Po odejściu Amita Singala jego miejsce zajmie John Giannandrea, obecny dyrektor w dziale rozwoju sztucznej inteligencji. Jakie ma to konsekwencje dla wyszukiwarki? Okazuje się, że teraz głównym celem będzie ulepszenie i urozmaicenie jej funkcji, również na bazie wspomnianej sztucznej inteligencji. Wiadomo, że obecnie stanowi ona bezcenne źródło informacji dla użytkowników, Google jednak chce by wyszukiwarka sama rozumiała potrzeby użytkowników i proponowała różne rozwiązania nawet przed zadaniem pytania. Na jej rozwój może znacząco wpłynąć współpraca z firmą DeepMind, zajmującej się sztuczną inteligencją.

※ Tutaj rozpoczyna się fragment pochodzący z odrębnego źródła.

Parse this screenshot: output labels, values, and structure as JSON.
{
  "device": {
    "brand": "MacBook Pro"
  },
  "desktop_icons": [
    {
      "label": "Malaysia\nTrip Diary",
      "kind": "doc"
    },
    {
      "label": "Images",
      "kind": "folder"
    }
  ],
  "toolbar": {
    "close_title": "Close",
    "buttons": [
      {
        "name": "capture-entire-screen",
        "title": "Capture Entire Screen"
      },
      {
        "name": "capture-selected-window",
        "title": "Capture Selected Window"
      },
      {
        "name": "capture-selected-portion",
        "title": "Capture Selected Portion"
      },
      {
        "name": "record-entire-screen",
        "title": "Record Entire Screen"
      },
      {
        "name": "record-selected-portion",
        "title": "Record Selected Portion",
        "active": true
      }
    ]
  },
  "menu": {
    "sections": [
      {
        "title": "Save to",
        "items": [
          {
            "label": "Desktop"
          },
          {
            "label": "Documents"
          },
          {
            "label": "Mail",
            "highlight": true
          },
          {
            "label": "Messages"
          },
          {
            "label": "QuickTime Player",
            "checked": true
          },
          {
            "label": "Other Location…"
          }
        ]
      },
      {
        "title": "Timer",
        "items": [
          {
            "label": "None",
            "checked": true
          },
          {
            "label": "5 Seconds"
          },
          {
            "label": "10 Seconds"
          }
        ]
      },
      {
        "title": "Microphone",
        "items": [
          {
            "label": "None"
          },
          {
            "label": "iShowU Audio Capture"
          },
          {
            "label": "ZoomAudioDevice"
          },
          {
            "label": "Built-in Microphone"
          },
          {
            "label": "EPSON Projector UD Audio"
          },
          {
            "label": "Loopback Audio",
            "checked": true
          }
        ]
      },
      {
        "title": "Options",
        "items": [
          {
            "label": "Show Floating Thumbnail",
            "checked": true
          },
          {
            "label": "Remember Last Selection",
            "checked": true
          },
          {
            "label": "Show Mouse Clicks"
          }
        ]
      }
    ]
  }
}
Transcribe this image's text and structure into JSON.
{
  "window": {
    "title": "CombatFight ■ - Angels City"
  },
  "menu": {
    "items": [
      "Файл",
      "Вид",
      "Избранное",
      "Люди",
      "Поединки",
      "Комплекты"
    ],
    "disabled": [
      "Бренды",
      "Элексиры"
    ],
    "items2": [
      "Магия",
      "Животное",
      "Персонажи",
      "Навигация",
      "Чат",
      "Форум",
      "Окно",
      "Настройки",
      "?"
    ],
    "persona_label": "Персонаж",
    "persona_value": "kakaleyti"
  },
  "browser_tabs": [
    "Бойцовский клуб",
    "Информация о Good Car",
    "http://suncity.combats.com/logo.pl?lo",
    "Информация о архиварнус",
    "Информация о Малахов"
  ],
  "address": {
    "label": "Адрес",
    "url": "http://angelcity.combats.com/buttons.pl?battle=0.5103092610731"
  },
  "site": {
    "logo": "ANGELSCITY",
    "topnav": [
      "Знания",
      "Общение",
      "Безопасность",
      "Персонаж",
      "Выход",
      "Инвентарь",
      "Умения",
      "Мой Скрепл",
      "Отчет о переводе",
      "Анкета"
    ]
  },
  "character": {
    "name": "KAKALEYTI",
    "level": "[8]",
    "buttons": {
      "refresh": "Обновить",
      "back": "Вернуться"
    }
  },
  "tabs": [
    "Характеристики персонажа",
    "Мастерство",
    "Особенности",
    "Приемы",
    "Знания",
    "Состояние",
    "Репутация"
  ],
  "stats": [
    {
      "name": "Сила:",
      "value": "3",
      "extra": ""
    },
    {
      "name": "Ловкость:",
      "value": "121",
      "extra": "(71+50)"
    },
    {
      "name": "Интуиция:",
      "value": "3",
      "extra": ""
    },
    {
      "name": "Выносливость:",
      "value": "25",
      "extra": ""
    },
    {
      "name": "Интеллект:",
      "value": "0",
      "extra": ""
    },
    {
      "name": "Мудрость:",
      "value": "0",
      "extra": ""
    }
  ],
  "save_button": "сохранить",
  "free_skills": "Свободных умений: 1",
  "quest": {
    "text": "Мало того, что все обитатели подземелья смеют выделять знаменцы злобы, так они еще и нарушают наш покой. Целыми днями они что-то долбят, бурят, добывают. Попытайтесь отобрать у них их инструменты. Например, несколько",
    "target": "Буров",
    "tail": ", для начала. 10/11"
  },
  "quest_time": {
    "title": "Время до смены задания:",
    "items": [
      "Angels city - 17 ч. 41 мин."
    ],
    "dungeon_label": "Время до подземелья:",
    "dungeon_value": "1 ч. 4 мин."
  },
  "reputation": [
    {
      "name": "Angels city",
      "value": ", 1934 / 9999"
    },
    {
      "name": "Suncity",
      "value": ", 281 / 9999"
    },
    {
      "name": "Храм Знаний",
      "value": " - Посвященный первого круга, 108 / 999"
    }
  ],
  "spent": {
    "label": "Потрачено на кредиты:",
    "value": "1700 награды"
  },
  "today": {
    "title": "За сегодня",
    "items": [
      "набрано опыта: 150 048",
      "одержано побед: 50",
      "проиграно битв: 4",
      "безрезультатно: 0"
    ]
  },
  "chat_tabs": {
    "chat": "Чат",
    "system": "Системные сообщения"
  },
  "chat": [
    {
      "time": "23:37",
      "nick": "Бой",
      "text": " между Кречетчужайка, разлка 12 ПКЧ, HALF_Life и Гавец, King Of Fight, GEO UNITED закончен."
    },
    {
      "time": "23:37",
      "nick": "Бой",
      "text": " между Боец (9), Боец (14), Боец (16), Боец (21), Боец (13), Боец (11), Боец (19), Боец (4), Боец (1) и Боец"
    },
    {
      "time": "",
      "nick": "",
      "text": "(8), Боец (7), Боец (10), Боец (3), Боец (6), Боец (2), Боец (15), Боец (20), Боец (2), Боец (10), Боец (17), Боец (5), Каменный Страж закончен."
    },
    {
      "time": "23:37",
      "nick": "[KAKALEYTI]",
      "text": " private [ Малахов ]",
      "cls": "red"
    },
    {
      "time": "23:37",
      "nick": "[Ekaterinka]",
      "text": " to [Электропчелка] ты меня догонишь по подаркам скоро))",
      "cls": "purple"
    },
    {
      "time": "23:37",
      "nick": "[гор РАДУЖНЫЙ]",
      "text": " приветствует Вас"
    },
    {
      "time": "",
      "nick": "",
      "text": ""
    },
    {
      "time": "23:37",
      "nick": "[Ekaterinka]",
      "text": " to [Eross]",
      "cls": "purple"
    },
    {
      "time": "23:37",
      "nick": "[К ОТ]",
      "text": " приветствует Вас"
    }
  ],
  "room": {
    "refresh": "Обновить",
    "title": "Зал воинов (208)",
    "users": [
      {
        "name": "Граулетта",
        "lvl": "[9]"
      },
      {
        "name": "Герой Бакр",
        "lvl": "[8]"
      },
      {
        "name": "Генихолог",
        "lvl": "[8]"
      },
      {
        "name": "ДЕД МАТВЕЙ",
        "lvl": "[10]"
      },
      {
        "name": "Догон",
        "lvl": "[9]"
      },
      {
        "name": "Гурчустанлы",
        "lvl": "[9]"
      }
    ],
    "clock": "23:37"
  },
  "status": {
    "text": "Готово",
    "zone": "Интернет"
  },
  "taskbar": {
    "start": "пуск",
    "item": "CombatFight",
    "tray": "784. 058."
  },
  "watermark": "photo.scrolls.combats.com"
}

Amit Singal przejął kierownictwo w 2000 roku i ma na swoim koncie wiele ciekawych projektów i działań – jednym z najważniejszych rozwiązań jest wprowadzenie możliwości zadawania wyszukiwarce pytań zamiast wprowadzania słów kluczowych. Singal wyjaśnił, że w jego życiu nadchodzi czas na zmiany i odchodząc od aktywności zawodowej najprawdopodobniej zaangażuje się w działalność dobroczynną.